Treatment of Purified GUS with Periodate and Borohydride: PerT Modification

In order to inactivate the mannose and mannose 6-phosphate recognition sites on GUS, the enzyme was treated by a well-established procedure utilizing reaction with sodium meta-periodate followed by sodium borohydride (35, 36).

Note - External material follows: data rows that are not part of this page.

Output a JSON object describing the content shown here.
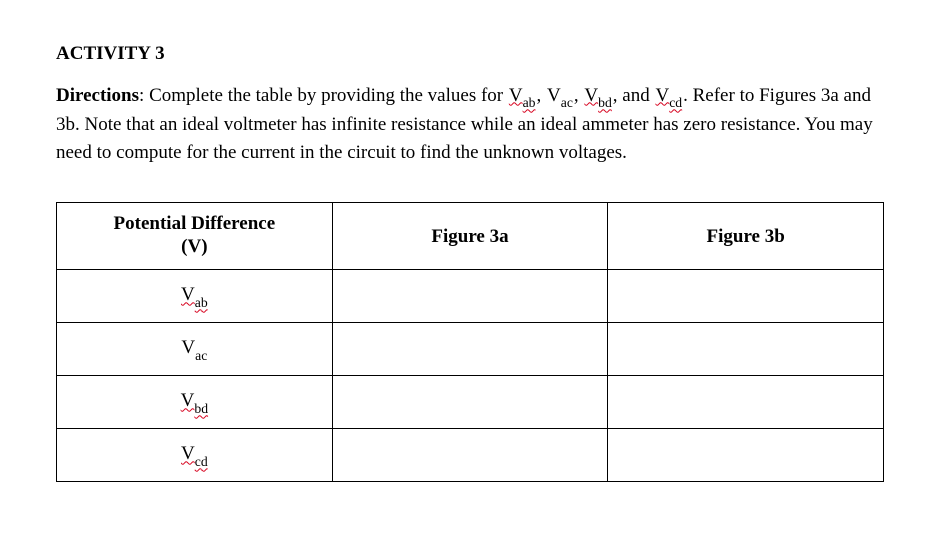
{
  "title": "ACTIVITY 3",
  "directions": {
    "label": "Directions",
    "sep": ": ",
    "text_a": "Complete the table by providing the values for ",
    "v1_main": "V",
    "v1_sub": "ab",
    "c1": ", ",
    "v2_main": "V",
    "v2_sub": "ac",
    "c2": ", ",
    "v3_main": "V",
    "v3_sub": "bd",
    "c3": ", and ",
    "v4_main": "V",
    "v4_sub": "cd",
    "c4": ". ",
    "text_b": "Refer to Figures 3a and 3b. Note that an ideal voltmeter has infinite resistance while an ideal ammeter has zero resistance. You may need to compute for the current in the circuit to find the unknown voltages."
  },
  "table": {
    "headers": {
      "pd_line1": "Potential Difference",
      "pd_line2": "(V)",
      "fig3a": "Figure 3a",
      "fig3b": "Figure 3b"
    },
    "rows": [
      {
        "main": "V",
        "sub": "ab",
        "wavy": true,
        "f3a": "",
        "f3b": ""
      },
      {
        "main": "V",
        "sub": "ac",
        "wavy": false,
        "f3a": "",
        "f3b": ""
      },
      {
        "main": "V",
        "sub": "bd",
        "wavy": true,
        "f3a": "",
        "f3b": ""
      },
      {
        "main": "V",
        "sub": "cd",
        "wavy": true,
        "f3a": "",
        "f3b": ""
      }
    ]
  }
}
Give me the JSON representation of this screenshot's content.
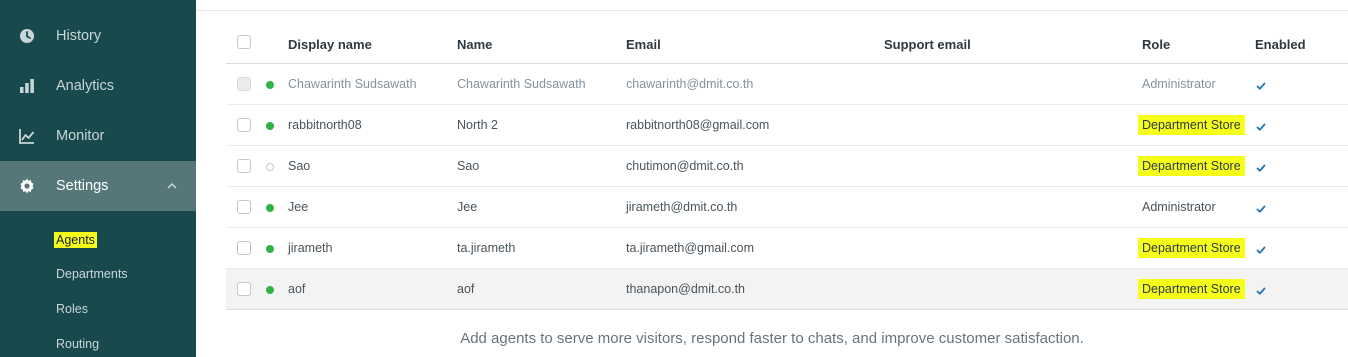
{
  "sidebar": {
    "items": [
      {
        "label": "History",
        "icon": "clock-icon"
      },
      {
        "label": "Analytics",
        "icon": "bar-chart-icon"
      },
      {
        "label": "Monitor",
        "icon": "line-chart-icon"
      },
      {
        "label": "Settings",
        "icon": "gear-icon",
        "active": true
      }
    ],
    "submenu": [
      {
        "label": "Agents",
        "active": true
      },
      {
        "label": "Departments"
      },
      {
        "label": "Roles"
      },
      {
        "label": "Routing"
      }
    ]
  },
  "table": {
    "headers": {
      "display_name": "Display name",
      "name": "Name",
      "email": "Email",
      "support_email": "Support email",
      "role": "Role",
      "enabled": "Enabled"
    },
    "rows": [
      {
        "display_name": "Chawarinth Sudsawath",
        "name": "Chawarinth Sudsawath",
        "email": "chawarinth@dmit.co.th",
        "support_email": "",
        "role": "Administrator",
        "status": "online",
        "enabled": true,
        "highlighted_role": false,
        "muted": true
      },
      {
        "display_name": "rabbitnorth08",
        "name": "North 2",
        "email": "rabbitnorth08@gmail.com",
        "support_email": "",
        "role": "Department Store",
        "status": "online",
        "enabled": true,
        "highlighted_role": true,
        "muted": false
      },
      {
        "display_name": "Sao",
        "name": "Sao",
        "email": "chutimon@dmit.co.th",
        "support_email": "",
        "role": "Department Store",
        "status": "offline",
        "enabled": true,
        "highlighted_role": true,
        "muted": false
      },
      {
        "display_name": "Jee",
        "name": "Jee",
        "email": "jirameth@dmit.co.th",
        "support_email": "",
        "role": "Administrator",
        "status": "online",
        "enabled": true,
        "highlighted_role": false,
        "muted": false
      },
      {
        "display_name": "jirameth",
        "name": "ta.jirameth",
        "email": "ta.jirameth@gmail.com",
        "support_email": "",
        "role": "Department Store",
        "status": "online",
        "enabled": true,
        "highlighted_role": true,
        "muted": false
      },
      {
        "display_name": "aof",
        "name": "aof",
        "email": "thanapon@dmit.co.th",
        "support_email": "",
        "role": "Department Store",
        "status": "online",
        "enabled": true,
        "highlighted_role": true,
        "muted": false
      }
    ]
  },
  "footer_message": "Add agents to serve more visitors, respond faster to chats, and improve customer satisfaction.",
  "colors": {
    "sidebar_bg": "#17494d",
    "sidebar_active": "#56777a",
    "highlight": "#f5ff1a",
    "online": "#2fb344",
    "check": "#1f73b7"
  }
}
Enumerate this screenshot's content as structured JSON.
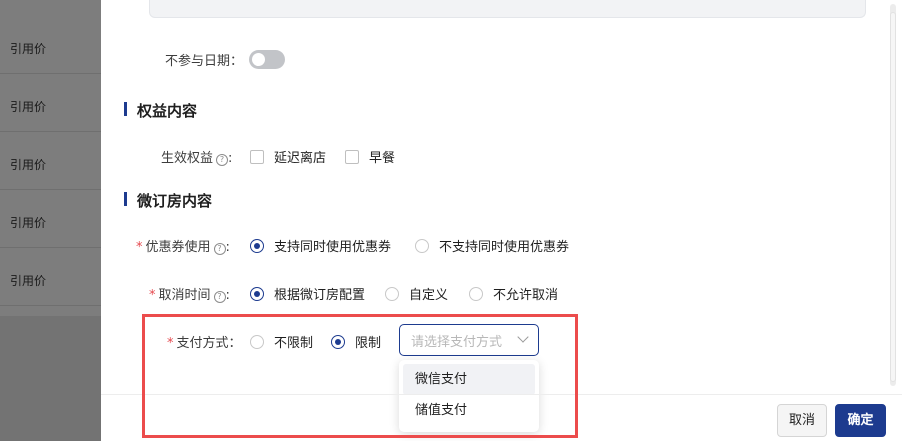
{
  "background": {
    "rows": [
      "引用价",
      "引用价",
      "引用价",
      "引用价",
      "引用价"
    ]
  },
  "form": {
    "no_date_label": "不参与日期：",
    "no_date_enabled": false,
    "section_rights": "权益内容",
    "rights": {
      "label": "生效权益",
      "options": [
        "延迟离店",
        "早餐"
      ]
    },
    "section_booking": "微订房内容",
    "coupon": {
      "label": "优惠券使用",
      "options": [
        "支持同时使用优惠券",
        "不支持同时使用优惠券"
      ],
      "selected": "支持同时使用优惠券"
    },
    "cancel_time": {
      "label": "取消时间",
      "options": [
        "根据微订房配置",
        "自定义",
        "不允许取消"
      ],
      "selected": "根据微订房配置"
    },
    "payment": {
      "label": "支付方式：",
      "options": [
        "不限制",
        "限制"
      ],
      "selected": "限制",
      "select_placeholder": "请选择支付方式",
      "dropdown_options": [
        "微信支付",
        "储值支付"
      ],
      "hovered": "微信支付"
    },
    "required_mark": "*",
    "help_icon_glyph": "?"
  },
  "footer": {
    "cancel_label": "取消",
    "confirm_label": "确定"
  },
  "colors": {
    "primary": "#1d3b8f",
    "highlight": "#ec4c4c",
    "required": "#e5484d"
  }
}
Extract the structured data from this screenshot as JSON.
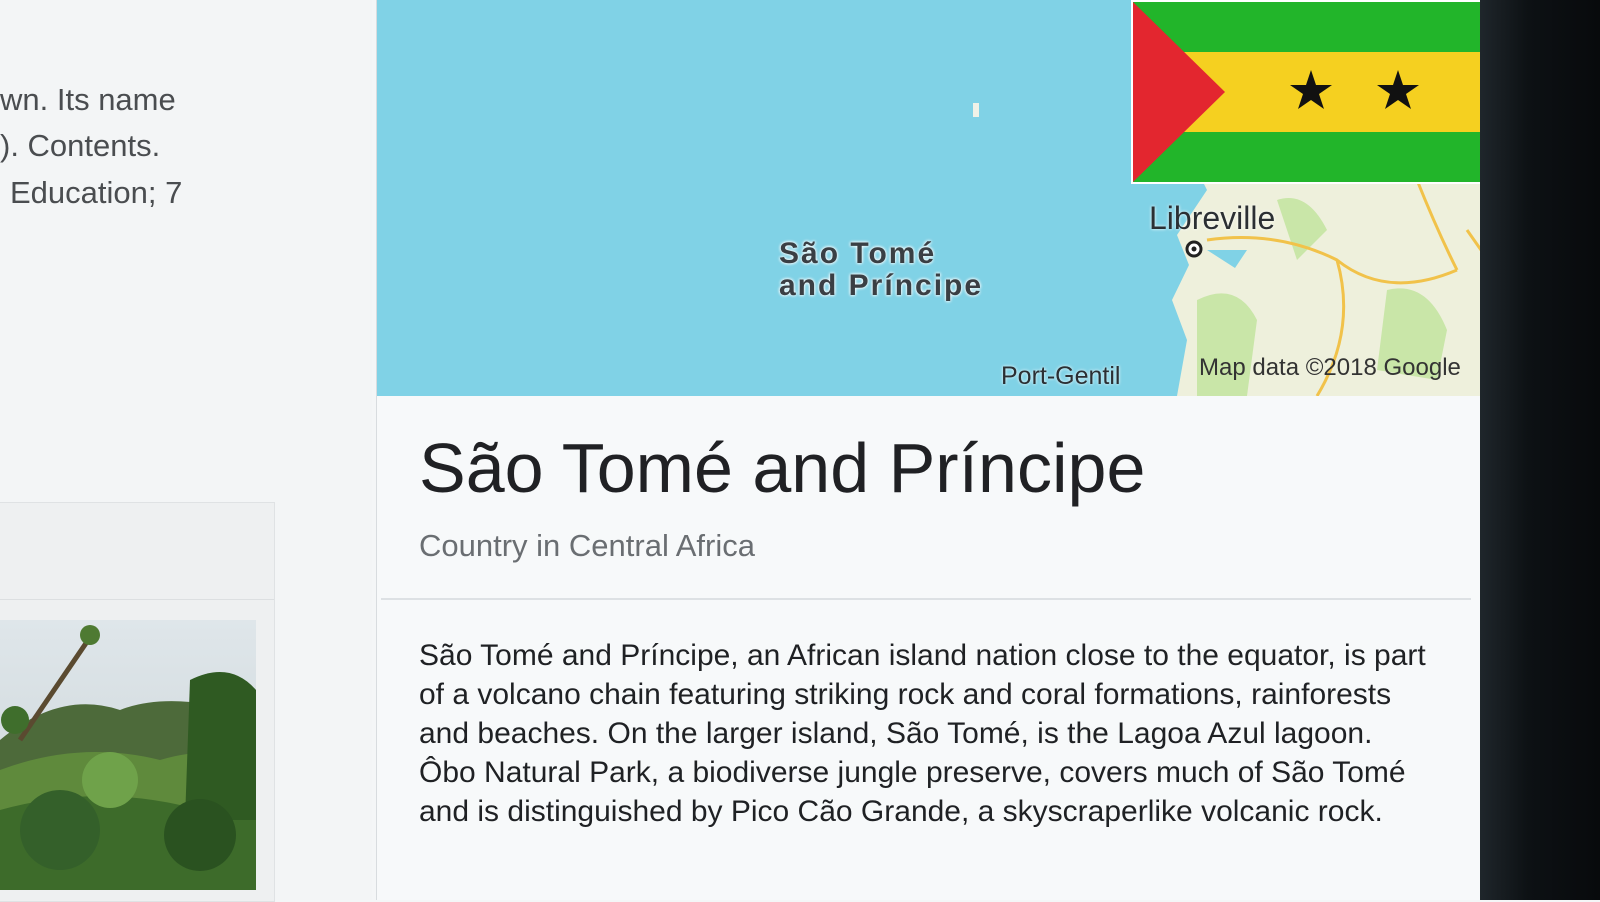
{
  "left_snippet": {
    "lines": [
      "wn. Its name",
      "). Contents.",
      "Education; 7"
    ]
  },
  "map": {
    "country_label_line1": "São Tomé",
    "country_label_line2": "and Príncipe",
    "city_libreville": "Libreville",
    "city_port_gentil": "Port-Gentil",
    "attribution": "Map data ©2018 Google",
    "colors": {
      "sea": "#80d2e6",
      "land": "#eef0dc",
      "roads": "#f1c24a"
    }
  },
  "flag": {
    "description_icon": "sao-tome-flag-icon",
    "colors": {
      "green": "#22b52a",
      "yellow": "#f5d020",
      "red": "#e3262f",
      "star": "#111111"
    }
  },
  "panel": {
    "title": "São Tomé and Príncipe",
    "subtitle": "Country in Central Africa",
    "description": "São Tomé and Príncipe, an African island nation close to the equator, is part of a volcano chain featuring striking rock and coral formations, rainforests and beaches. On the larger island, São Tomé, is the Lagoa Azul lagoon. Ôbo Natural Park, a biodiverse jungle preserve, covers much of São Tomé and is distinguished by Pico Cão Grande, a skyscraperlike volcanic rock."
  }
}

Approximately 10 mg of purified GUS was treated with a final concentration of 20 mM sodium meta-periodate in 20 mM sodium phosphate, 100 mM NaCl pH 6.0 for 6.5 h on ice in the dark. The reaction was quenched by the addition of 200 mM final concentration ethylene glycol and incubated for an additional 15 min on ice in the dark. Afterwards, this mixture was dialyzed against 2 changes of 20 mM sodium phosphate, 100 mM NaCl pH 6.0 at 4° C. The periodate treated, dialyzed enzyme was then treated with the addition of 100 mM final concentration sodium borohydride overnight on ice in the dark to reduce reactive aldehyde groups. After this treatment, the enzyme was dialyzed against two changes of 20 mM sodium phosphate, 100 mM NaCl, pH 7.5 at 4° C. The final dialyzed enzyme was stored in this buffer at 4° C. where it was stable indefinitely.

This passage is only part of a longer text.